Chinks in the thick soft armor of sleep-thought. She began subtly shaking off the haze of the illogic behind dream rationale. If things had been normal, Ktsn’s tongues would practically be licking each other with her desire to stay well out of… whatever this was. But that was the sort of begged coy question she couldn’t have kept from asking if she’d had a knife to her neck and rope around her wrists, let alone in a dream.
“I’m afraid that’s part of the issue; it’s-”
Suddenly the white chisels came back.
“-the kind of gift that won’t work quite the same if I tell you about it. Not just yet, at least.”
“I do not know…” began Ktsn, before stopping. That was an endless pit of possible ponderings. Best not to fall in. Unknowns all the way down.
“That is just fine,” answered Thomas, those teeth going away ever so slightly. “Don’t worry yourself overmuch about the future; it’ll happen as it happens. One day, and then the next afterward.”
He stopped, and hunched over in her direction like a gpsl nuson stooping to feed.
“Or will it?” he muttered. “Retrotemporal slippage or parallelization, that’s a real possibility for you in the next few years.”
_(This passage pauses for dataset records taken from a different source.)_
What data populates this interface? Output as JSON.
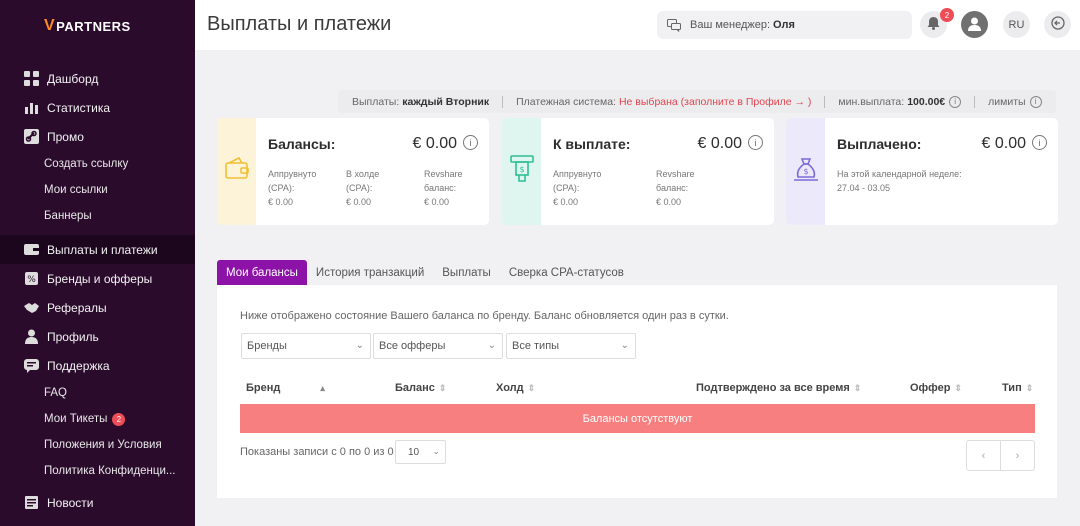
{
  "brand": {
    "logo_mark": "V",
    "logo_text": "PARTNERS"
  },
  "sidebar": {
    "items": [
      {
        "label": "Дашборд"
      },
      {
        "label": "Статистика"
      },
      {
        "label": "Промо"
      },
      {
        "label": "Создать ссылку"
      },
      {
        "label": "Мои ссылки"
      },
      {
        "label": "Баннеры"
      },
      {
        "label": "Выплаты и платежи"
      },
      {
        "label": "Бренды и офферы"
      },
      {
        "label": "Рефералы"
      },
      {
        "label": "Профиль"
      },
      {
        "label": "Поддержка"
      },
      {
        "label": "FAQ"
      },
      {
        "label": "Мои Тикеты",
        "badge": "2"
      },
      {
        "label": "Положения и Условия"
      },
      {
        "label": "Политика Конфиденци..."
      },
      {
        "label": "Новости"
      }
    ]
  },
  "header": {
    "title": "Выплаты и платежи",
    "manager_label": "Ваш менеджер:",
    "manager_name": "Оля",
    "notifications_count": "2",
    "language": "RU"
  },
  "infobar": {
    "payouts_label": "Выплаты:",
    "payouts_value": "каждый Вторник",
    "system_label": "Платежная система:",
    "system_value": "Не выбрана (заполните в Профиле → )",
    "min_label": "мин.выплата:",
    "min_value": "100.00€",
    "limits_label": "лимиты",
    "info_glyph": "i"
  },
  "cards": [
    {
      "title": "Балансы:",
      "value": "€ 0.00",
      "color": "#fdf3d8",
      "icon_color": "#f0c033",
      "cols": [
        {
          "label1": "Аппрувнуто",
          "label2": "(CPA):",
          "value": "€ 0.00"
        },
        {
          "label1": "В холде",
          "label2": "(CPA):",
          "value": "€ 0.00"
        },
        {
          "label1": "Revshare",
          "label2": "баланс:",
          "value": "€ 0.00"
        }
      ]
    },
    {
      "title": "К выплате:",
      "value": "€ 0.00",
      "color": "#dff5ef",
      "icon_color": "#2fbf94",
      "cols": [
        {
          "label1": "Аппрувнуто",
          "label2": "(CPA):",
          "value": "€ 0.00"
        },
        {
          "label1": "Revshare",
          "label2": "баланс:",
          "value": "€ 0.00"
        }
      ]
    },
    {
      "title": "Выплачено:",
      "value": "€ 0.00",
      "color": "#ece9fb",
      "icon_color": "#7d6bd8",
      "note": "На этой календарной неделе:",
      "range": "27.04 - 03.05"
    }
  ],
  "tabs": [
    {
      "label": "Мои балансы",
      "active": true
    },
    {
      "label": "История транзакций"
    },
    {
      "label": "Выплаты"
    },
    {
      "label": "Сверка CPA-статусов"
    }
  ],
  "panel": {
    "description": "Ниже отображено состояние Вашего баланса по бренду. Баланс обновляется один раз в сутки.",
    "filters": [
      "Бренды",
      "Все офферы",
      "Все типы"
    ],
    "columns": [
      "Бренд",
      "Баланс",
      "Холд",
      "Подтверждено за все время",
      "Оффер",
      "Тип"
    ],
    "empty_text": "Балансы отсутствуют",
    "showing_text": "Показаны записи с 0 по 0 из 0",
    "per_page": "10"
  },
  "colors": {
    "accent": "#8d12a8",
    "sidebar": "#2a0b2c",
    "empty_row": "#f77f7f",
    "badge": "#ef4d56"
  }
}
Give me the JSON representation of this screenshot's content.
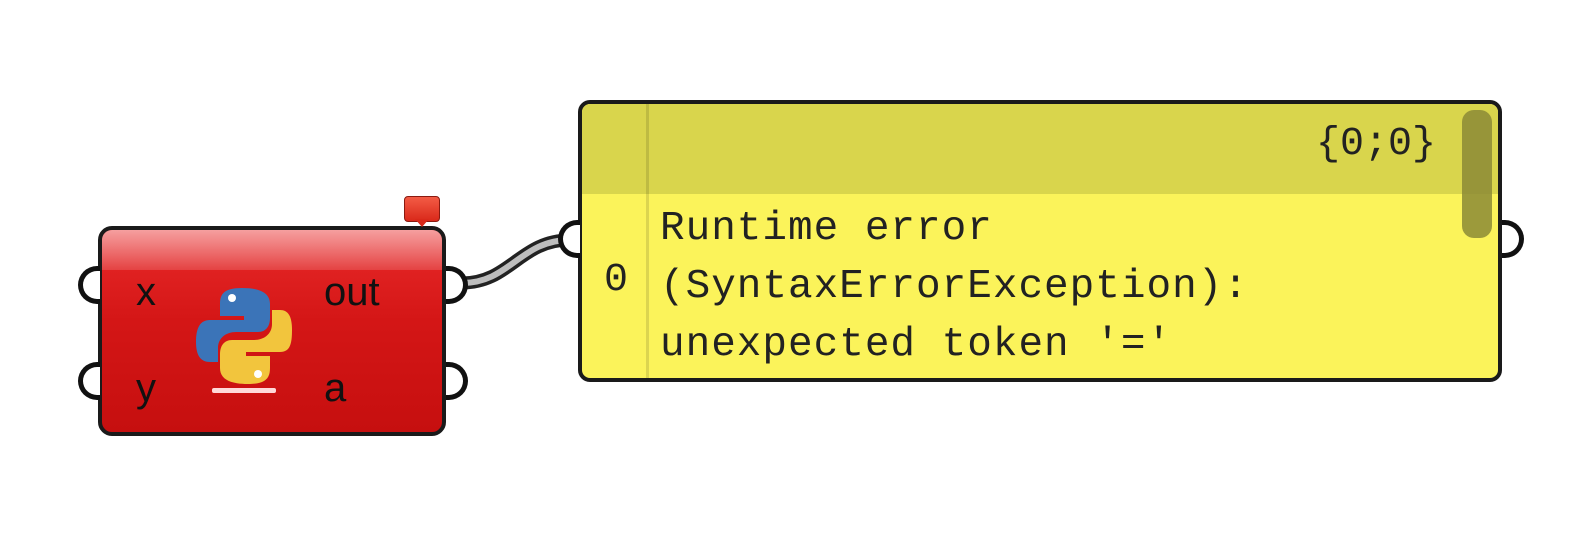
{
  "python_component": {
    "inputs": [
      {
        "name": "x"
      },
      {
        "name": "y"
      }
    ],
    "outputs": [
      {
        "name": "out"
      },
      {
        "name": "a"
      }
    ],
    "icon": "python-icon",
    "state": "error",
    "colors": {
      "body": "#d41616",
      "balloon": "#e8412e"
    }
  },
  "panel": {
    "path": "{0;0}",
    "rows": [
      {
        "index": "0",
        "lines": [
          "Runtime error",
          "(SyntaxErrorException):",
          "unexpected token '='"
        ]
      }
    ],
    "colors": {
      "background": "#fbf35a",
      "header": "#d9d54c"
    }
  }
}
He stood up, face scrunching into a wrinkled vaguely horrifying desert of squishy dunes.
“Well, I can - and will - tell you that you’ll find the experience enlightening.”
He abruptly twisted on a foot in a way that ought to have sent him stumbling and flopping to one side, with how unstable he had to be on two feet. As it turned out, she was absolutely wrong.
“Just make sure you remember about Eihks Richard!” he said, one hand waving in a circular motion. “You’ll be a boon to him in time, and he to you… you’ll see!”
She began to call out to him again, just before Thomas passed out of the clearing, and he abruptly vanished at its edge.
Then, Ktsn Wdondf Daephod didn’t remain sleeping.